Puskesmas Ngantru berada di wilayah desa Ngantru. Pada tahun 1974 Desa Ngantru memberikan tanah kas desa (bengkok) seluas 3000 m2 untuk dibangun pusat kesehatan. Pada tahun 1975 mulai dibangun gedung pusat kesehatan seluas 1,142 m2. Pada saat itu petugas kesehatan masih sangat minim, hanya ada 1 orang petugas kesehatan sehingga gedung puskesmas dijaga oleh  PMD (Petugas Malaria Desa). sampai pada tahun 1980an hanya ada kira-kira 10 orang.Dengan berjalannya waktu puskesmas mengalami perkembangan dan hingga semua program dapat dipegang oleh 1 orang untuk 1 program, yang dulunya terjadi kekurangan tenaga.

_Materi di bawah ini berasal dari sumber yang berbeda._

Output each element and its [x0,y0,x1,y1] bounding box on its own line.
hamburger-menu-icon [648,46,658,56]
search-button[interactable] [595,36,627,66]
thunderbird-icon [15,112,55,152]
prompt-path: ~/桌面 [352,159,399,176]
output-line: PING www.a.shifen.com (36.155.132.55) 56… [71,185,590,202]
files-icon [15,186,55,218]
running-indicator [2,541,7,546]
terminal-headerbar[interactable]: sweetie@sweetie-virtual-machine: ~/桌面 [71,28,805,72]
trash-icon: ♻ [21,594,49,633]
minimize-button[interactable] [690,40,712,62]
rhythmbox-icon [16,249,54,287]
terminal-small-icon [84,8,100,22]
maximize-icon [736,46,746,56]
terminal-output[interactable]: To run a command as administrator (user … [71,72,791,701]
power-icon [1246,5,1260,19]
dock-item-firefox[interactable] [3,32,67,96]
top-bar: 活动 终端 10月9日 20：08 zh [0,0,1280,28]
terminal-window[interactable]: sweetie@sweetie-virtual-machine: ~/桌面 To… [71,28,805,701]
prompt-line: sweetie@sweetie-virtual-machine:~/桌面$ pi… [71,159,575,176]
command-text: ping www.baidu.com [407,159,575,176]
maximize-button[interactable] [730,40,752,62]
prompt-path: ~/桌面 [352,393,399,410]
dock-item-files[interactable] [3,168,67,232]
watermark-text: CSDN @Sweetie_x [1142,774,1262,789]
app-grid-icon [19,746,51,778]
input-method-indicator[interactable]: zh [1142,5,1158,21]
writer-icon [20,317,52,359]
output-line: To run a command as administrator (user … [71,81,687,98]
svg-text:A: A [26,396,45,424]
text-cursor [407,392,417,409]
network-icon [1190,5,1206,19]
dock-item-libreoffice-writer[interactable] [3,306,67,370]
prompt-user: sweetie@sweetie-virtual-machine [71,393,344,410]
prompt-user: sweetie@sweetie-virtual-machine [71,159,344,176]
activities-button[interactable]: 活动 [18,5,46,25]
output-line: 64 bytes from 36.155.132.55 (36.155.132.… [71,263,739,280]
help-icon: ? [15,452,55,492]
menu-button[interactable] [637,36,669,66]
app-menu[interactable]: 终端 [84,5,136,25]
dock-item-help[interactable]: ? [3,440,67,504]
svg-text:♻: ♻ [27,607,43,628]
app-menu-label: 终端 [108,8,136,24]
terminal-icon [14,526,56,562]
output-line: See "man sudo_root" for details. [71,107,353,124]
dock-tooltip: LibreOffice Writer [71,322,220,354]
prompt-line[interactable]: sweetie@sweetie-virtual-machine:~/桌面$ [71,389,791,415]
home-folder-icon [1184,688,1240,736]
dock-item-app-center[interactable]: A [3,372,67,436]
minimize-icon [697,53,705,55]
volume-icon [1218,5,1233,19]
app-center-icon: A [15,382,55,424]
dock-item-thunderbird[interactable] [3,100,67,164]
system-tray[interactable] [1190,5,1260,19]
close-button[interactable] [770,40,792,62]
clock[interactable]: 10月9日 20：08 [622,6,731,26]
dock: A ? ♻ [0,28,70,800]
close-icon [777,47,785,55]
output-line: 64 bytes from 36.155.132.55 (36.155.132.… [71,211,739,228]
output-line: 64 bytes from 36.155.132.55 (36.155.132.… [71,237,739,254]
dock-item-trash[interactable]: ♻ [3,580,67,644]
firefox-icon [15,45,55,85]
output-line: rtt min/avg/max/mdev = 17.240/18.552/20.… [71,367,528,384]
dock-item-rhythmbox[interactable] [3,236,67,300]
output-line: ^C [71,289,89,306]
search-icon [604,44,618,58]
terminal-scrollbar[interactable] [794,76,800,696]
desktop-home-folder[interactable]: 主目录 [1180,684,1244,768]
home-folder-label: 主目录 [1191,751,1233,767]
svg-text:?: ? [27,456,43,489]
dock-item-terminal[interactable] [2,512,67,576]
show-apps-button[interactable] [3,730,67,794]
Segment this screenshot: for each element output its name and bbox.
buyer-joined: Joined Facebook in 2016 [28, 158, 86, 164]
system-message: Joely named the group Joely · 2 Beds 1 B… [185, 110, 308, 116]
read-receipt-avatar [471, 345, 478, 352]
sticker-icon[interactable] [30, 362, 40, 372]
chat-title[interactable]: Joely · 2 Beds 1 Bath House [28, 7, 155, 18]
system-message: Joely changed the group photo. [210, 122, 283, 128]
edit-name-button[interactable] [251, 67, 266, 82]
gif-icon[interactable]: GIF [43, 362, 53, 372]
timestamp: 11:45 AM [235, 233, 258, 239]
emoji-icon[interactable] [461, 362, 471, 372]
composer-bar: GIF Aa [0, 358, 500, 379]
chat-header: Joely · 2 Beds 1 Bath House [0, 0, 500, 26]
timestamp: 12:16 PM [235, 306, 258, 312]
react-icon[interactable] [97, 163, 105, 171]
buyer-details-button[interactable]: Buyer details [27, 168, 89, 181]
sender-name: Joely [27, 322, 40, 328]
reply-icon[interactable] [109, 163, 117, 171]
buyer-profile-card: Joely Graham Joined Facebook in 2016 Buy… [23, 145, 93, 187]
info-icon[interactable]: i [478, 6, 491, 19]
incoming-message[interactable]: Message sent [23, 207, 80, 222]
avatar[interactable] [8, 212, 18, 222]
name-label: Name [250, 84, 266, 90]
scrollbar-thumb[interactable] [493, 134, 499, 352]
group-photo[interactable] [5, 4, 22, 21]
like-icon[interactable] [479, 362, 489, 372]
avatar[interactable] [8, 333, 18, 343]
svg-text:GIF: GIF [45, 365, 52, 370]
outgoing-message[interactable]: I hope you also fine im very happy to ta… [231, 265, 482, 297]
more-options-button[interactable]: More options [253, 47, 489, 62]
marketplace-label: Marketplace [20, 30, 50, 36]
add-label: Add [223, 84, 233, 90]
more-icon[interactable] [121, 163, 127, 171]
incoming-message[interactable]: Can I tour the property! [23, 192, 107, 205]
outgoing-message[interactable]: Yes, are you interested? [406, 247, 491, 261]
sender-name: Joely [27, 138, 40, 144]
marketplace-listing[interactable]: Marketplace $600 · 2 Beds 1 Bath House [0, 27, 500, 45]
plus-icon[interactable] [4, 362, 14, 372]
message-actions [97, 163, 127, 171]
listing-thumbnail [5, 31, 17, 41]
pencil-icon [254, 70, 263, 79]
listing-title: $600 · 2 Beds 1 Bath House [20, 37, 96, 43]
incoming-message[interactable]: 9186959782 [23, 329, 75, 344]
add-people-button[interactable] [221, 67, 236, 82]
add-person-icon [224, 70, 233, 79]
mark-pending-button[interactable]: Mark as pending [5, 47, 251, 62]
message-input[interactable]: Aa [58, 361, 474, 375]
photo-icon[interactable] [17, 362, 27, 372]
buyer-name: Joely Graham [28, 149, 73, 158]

Pada awalnya Puskesmas ngantru membawahi 13 desa, pada tahun 1986 puskesmas ngantru dipecah menjadi dua, yaitu Puskesmas Ngantru yang mebawahi 8 desa( Bendosari, Batokan, Ngantru, Banjarsari, Kepuhrejo, Pulerejo, Mojoagung, Pojok) dan Puskesmas Pucung membawahi 5 desa(Pucung Lor, Padangan, Srikaton, Pinggirsari, Pakel). 

Pada tahun 1998 Puskesmas Ngantru didirikanlah Unit Rawat Inap dan Unit Gawat Darurat (UGD)  dan berjalan sampai sekarang. Setelah itu pada tahun 2005 menyusul didirikan Pelayanan Obstetry Neonatal Emergensi Dasar (PONED).